Mengenal Perjuangan Orang Tionghoa Lewat Film Dokumenter
Setelah absen selama tiga tahun pada penyelenggaraan Festival Film Purbalingga (FFP), Smega Movie ekstrakulikuler sinematografi SMK Negeri 1 Purbalingga, Jawa Tengah rencananya kembali mengirimkan karya filmnya ke program kompetisi pelajar FFP 2019 se-Banyumas Raya.
Tahun ini, para pelajar itu sedang menggarap sebuah film dokumenter tentang perjuangan orang-orang Tionghoa di Purbalingga dalam melewati kekuasaan Orde Baru.
Sutradara film yang diberi judul “Orang-Orang Tionghoa”, Icha Feby Nur Futikha, mengatakan setelah melakukan riset, ia dan teman-teman mengangkat tiga subyek dalam film.
“Subyek orang Tionghoa yang dari dulu tetap beragama Konghucu, yang beragama Katolik, dan yang beragama Islam,” jelas siswi kelas X jurusan Otomatisasi Tata Kelola Perkantoran (OTKP).
Dalam film yang saat ini masih dalam tahap editing, dibahas sejarah warga Tionghoa di Indonesia wajib berganti nama Indonesia di masa Presiden Soeharto bila ingin tetap menjadi Warga Negara Indonesia (WNI).
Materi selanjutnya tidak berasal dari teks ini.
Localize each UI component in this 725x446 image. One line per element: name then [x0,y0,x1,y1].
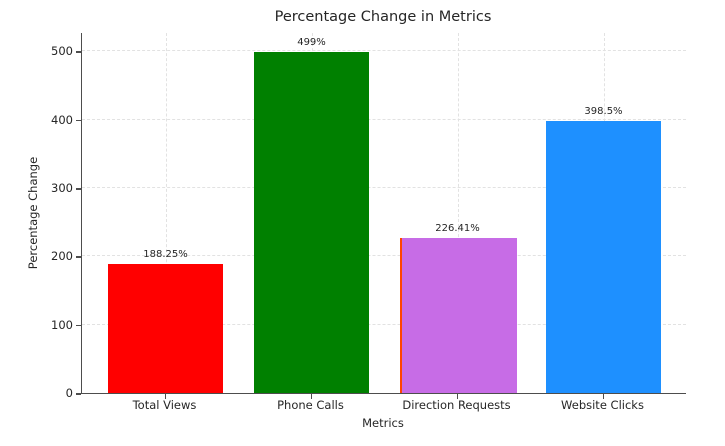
bar-value-label-total-views: 188.25% [143,249,188,261]
bar-website-clicks [546,120,661,393]
y-tick-mark [76,324,81,327]
x-tick-label-website-clicks: Website Clicks [561,398,644,412]
x-tick-mark [602,394,604,399]
x-tick-label-total-views: Total Views [132,398,197,412]
gridline-vertical [165,33,167,393]
bar-value-label-phone-calls: 499% [297,37,326,49]
y-tick-mark [76,393,81,395]
y-tick-mark [76,119,81,122]
plot-area: 188.25% 499% 226.41% 398.5% [81,33,686,394]
bar-value-label-direction-requests: 226.41% [435,223,480,235]
x-tick-mark [456,394,458,399]
y-tick-label: 100 [51,317,73,332]
x-axis-label: Metrics [362,416,404,430]
y-tick-mark [76,51,81,53]
x-tick-label-direction-requests: Direction Requests [402,398,511,412]
gridline-horizontal [82,187,686,189]
y-tick-label: 0 [65,386,73,400]
gridline-horizontal [82,50,686,52]
x-tick-label-phone-calls: Phone Calls [277,398,344,412]
y-axis-label: Percentage Change [26,156,40,270]
gridline-horizontal [82,323,686,325]
y-tick-label: 400 [51,112,73,127]
gridline-horizontal [82,118,686,120]
gridline-horizontal [82,255,686,257]
x-tick-mark [164,394,166,399]
bar-total-views [108,264,223,393]
x-tick-mark [310,394,312,399]
y-tick-label: 500 [51,44,73,59]
bar-value-label-website-clicks: 398.5% [584,105,623,117]
y-tick-label: 200 [51,249,73,264]
y-tick-mark [76,256,81,258]
bar-direction-requests [400,238,517,393]
chart-title: Percentage Change in Metrics [274,9,492,25]
y-tick-mark [76,188,81,190]
bar-phone-calls [254,52,369,393]
gridline-vertical [457,33,459,393]
y-tick-label: 300 [51,181,73,196]
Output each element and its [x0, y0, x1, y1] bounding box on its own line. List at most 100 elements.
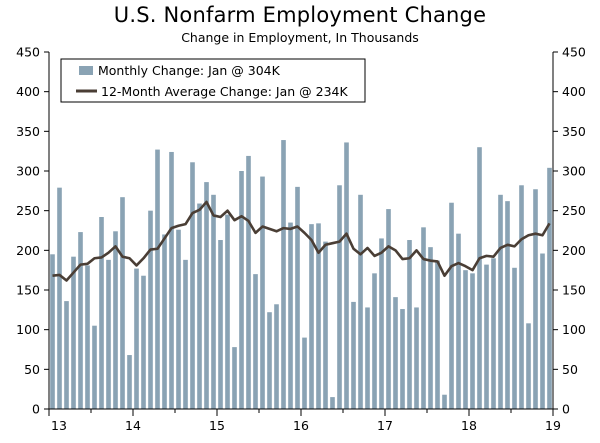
y-tick-label-right-50: 50 — [562, 362, 578, 377]
x-tick-label-18: 18 — [461, 418, 477, 433]
bar-month-49 — [386, 209, 391, 409]
bar-month-30 — [253, 274, 258, 409]
y-tick-label-right-450: 450 — [562, 45, 586, 60]
bar-month-17 — [162, 234, 167, 409]
bar-month-4 — [71, 256, 76, 409]
y-tick-label-left-300: 300 — [16, 164, 40, 179]
y-tick-label-left-50: 50 — [24, 362, 40, 377]
bar-month-23 — [204, 182, 209, 409]
x-tick-label-17: 17 — [377, 418, 393, 433]
bar-month-48 — [379, 238, 384, 409]
bar-month-16 — [155, 149, 160, 409]
bar-month-44 — [351, 301, 356, 409]
bar-month-7 — [92, 325, 97, 409]
bar-month-38 — [309, 224, 314, 409]
bar-month-37 — [302, 337, 307, 409]
bar-month-14 — [141, 275, 146, 409]
bar-month-12 — [127, 355, 132, 409]
bar-month-1 — [50, 254, 55, 409]
bar-month-71 — [540, 253, 545, 409]
x-tick-label-13: 13 — [51, 418, 67, 433]
bar-month-24 — [211, 194, 216, 409]
bar-month-3 — [64, 301, 69, 409]
y-tick-label-right-200: 200 — [562, 243, 586, 258]
y-tick-label-right-300: 300 — [562, 164, 586, 179]
x-tick-label-19: 19 — [545, 418, 561, 433]
bar-month-66 — [505, 201, 510, 409]
bar-month-28 — [239, 171, 244, 409]
bar-month-45 — [358, 194, 363, 409]
bar-month-15 — [148, 210, 153, 409]
x-tick-label-14: 14 — [125, 418, 141, 433]
bar-month-2 — [57, 187, 62, 409]
legend: Monthly Change: Jan @ 304K 12-Month Aver… — [60, 58, 366, 103]
bar-month-62 — [477, 147, 482, 409]
legend-bar-label: Monthly Change: Jan @ 304K — [98, 63, 281, 78]
bar-month-32 — [267, 312, 272, 409]
bar-month-21 — [190, 162, 195, 409]
bar-month-65 — [498, 194, 503, 409]
bar-month-6 — [85, 265, 90, 409]
bar-month-40 — [323, 241, 328, 409]
bar-month-20 — [183, 259, 188, 409]
bar-month-57 — [442, 394, 447, 409]
axes: 0 0 50 50 100 100 150 150 200 200 250 250 300 300 350 3… — [16, 45, 586, 434]
y-tick-label-left-450: 450 — [16, 45, 40, 60]
bar-month-69 — [526, 323, 531, 409]
bar-month-33 — [274, 304, 279, 409]
bar-month-42 — [337, 185, 342, 409]
y-tick-label-right-350: 350 — [562, 124, 586, 139]
bar-month-70 — [533, 189, 538, 409]
bar-month-59 — [456, 233, 461, 409]
bar-month-27 — [232, 347, 237, 409]
y-tick-label-left-100: 100 — [16, 322, 40, 337]
bar-month-68 — [519, 185, 524, 409]
bar-month-61 — [470, 273, 475, 409]
y-tick-label-left-400: 400 — [16, 84, 40, 99]
bar-month-39 — [316, 223, 321, 409]
bar-month-41 — [330, 397, 335, 409]
bar-month-52 — [407, 240, 412, 409]
bar-month-10 — [113, 231, 118, 409]
bar-month-34 — [281, 140, 286, 409]
bar-month-29 — [246, 155, 251, 409]
y-tick-label-left-250: 250 — [16, 203, 40, 218]
average-line-series — [52, 200, 551, 282]
bar-month-55 — [428, 247, 433, 409]
bar-month-18 — [169, 151, 174, 409]
bar-month-26 — [225, 214, 230, 409]
bar-month-9 — [106, 259, 111, 409]
bar-month-51 — [400, 309, 405, 409]
y-tick-label-left-350: 350 — [16, 124, 40, 139]
bar-series — [50, 140, 552, 409]
bar-month-31 — [260, 176, 265, 409]
bar-month-36 — [295, 186, 300, 409]
chart-subtitle: Change in Employment, In Thousands — [181, 30, 419, 45]
bar-month-63 — [484, 264, 489, 409]
x-tick-label-15: 15 — [209, 418, 225, 433]
bar-month-22 — [197, 203, 202, 409]
y-tick-label-left-200: 200 — [16, 243, 40, 258]
bar-month-25 — [218, 240, 223, 409]
legend-line-label: 12-Month Average Change: Jan @ 234K — [101, 84, 348, 99]
bar-month-72 — [547, 167, 552, 409]
bar-month-13 — [134, 268, 139, 409]
bar-month-54 — [421, 227, 426, 409]
bar-month-11 — [120, 197, 125, 409]
y-tick-label-right-250: 250 — [562, 203, 586, 218]
y-tick-label-right-0: 0 — [562, 402, 570, 417]
legend-bar-swatch — [79, 66, 93, 75]
bar-month-35 — [288, 222, 293, 409]
bar-month-8 — [99, 217, 104, 409]
bar-month-60 — [463, 270, 468, 409]
y-tick-label-right-100: 100 — [562, 322, 586, 337]
bar-month-5 — [78, 232, 83, 409]
bar-month-67 — [512, 267, 517, 409]
y-tick-label-right-150: 150 — [562, 283, 586, 298]
bar-month-53 — [414, 307, 419, 409]
average-line — [52, 200, 551, 282]
bar-month-46 — [365, 307, 370, 409]
bar-month-50 — [393, 297, 398, 409]
bar-month-43 — [344, 142, 349, 409]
Termasuk ketiga subyek dalam film itu karena adanya Keputusan Presidium Kabinet Nomor 127 Tahun 1966 tentang Peraturan ganti nama bagi warga negara Indonesia ang memakai nama Cina.
Perjuangan panjang, menurut periset Rena Aryana Putri, dialami oleh subyek yang sampai saat ini menganut agama Konghucu yaitu Ambing Setiawan.
“Pada tahun 1975, Om Ambing pernah rela KTP-nya ditulis Kristen di kolom agama. Ya itu karena saat Orde Baru, hanya lima agama yang diakui negara,” ungkap siswi kelas XI jurusan Pemasaran.
Selain soal agama Konghucu yang tidak diakui negara, di masa Orde Baru, kebudayaan Tionghoa juga turut diberangus. Orang tidak bebas menyaksikan kesenian Liong, Barongsai, dan Wayang Potehi seperti sekarang ini.
“Baru setelah Reformasi yang dimulai era Presiden Abdurrahman Wahid atau Gusdur, agama Konghucu dan budaya Tionghoa mulai menghirup udara bebas hingga Presiden Joko Widodo sekarang,” jelas Rena.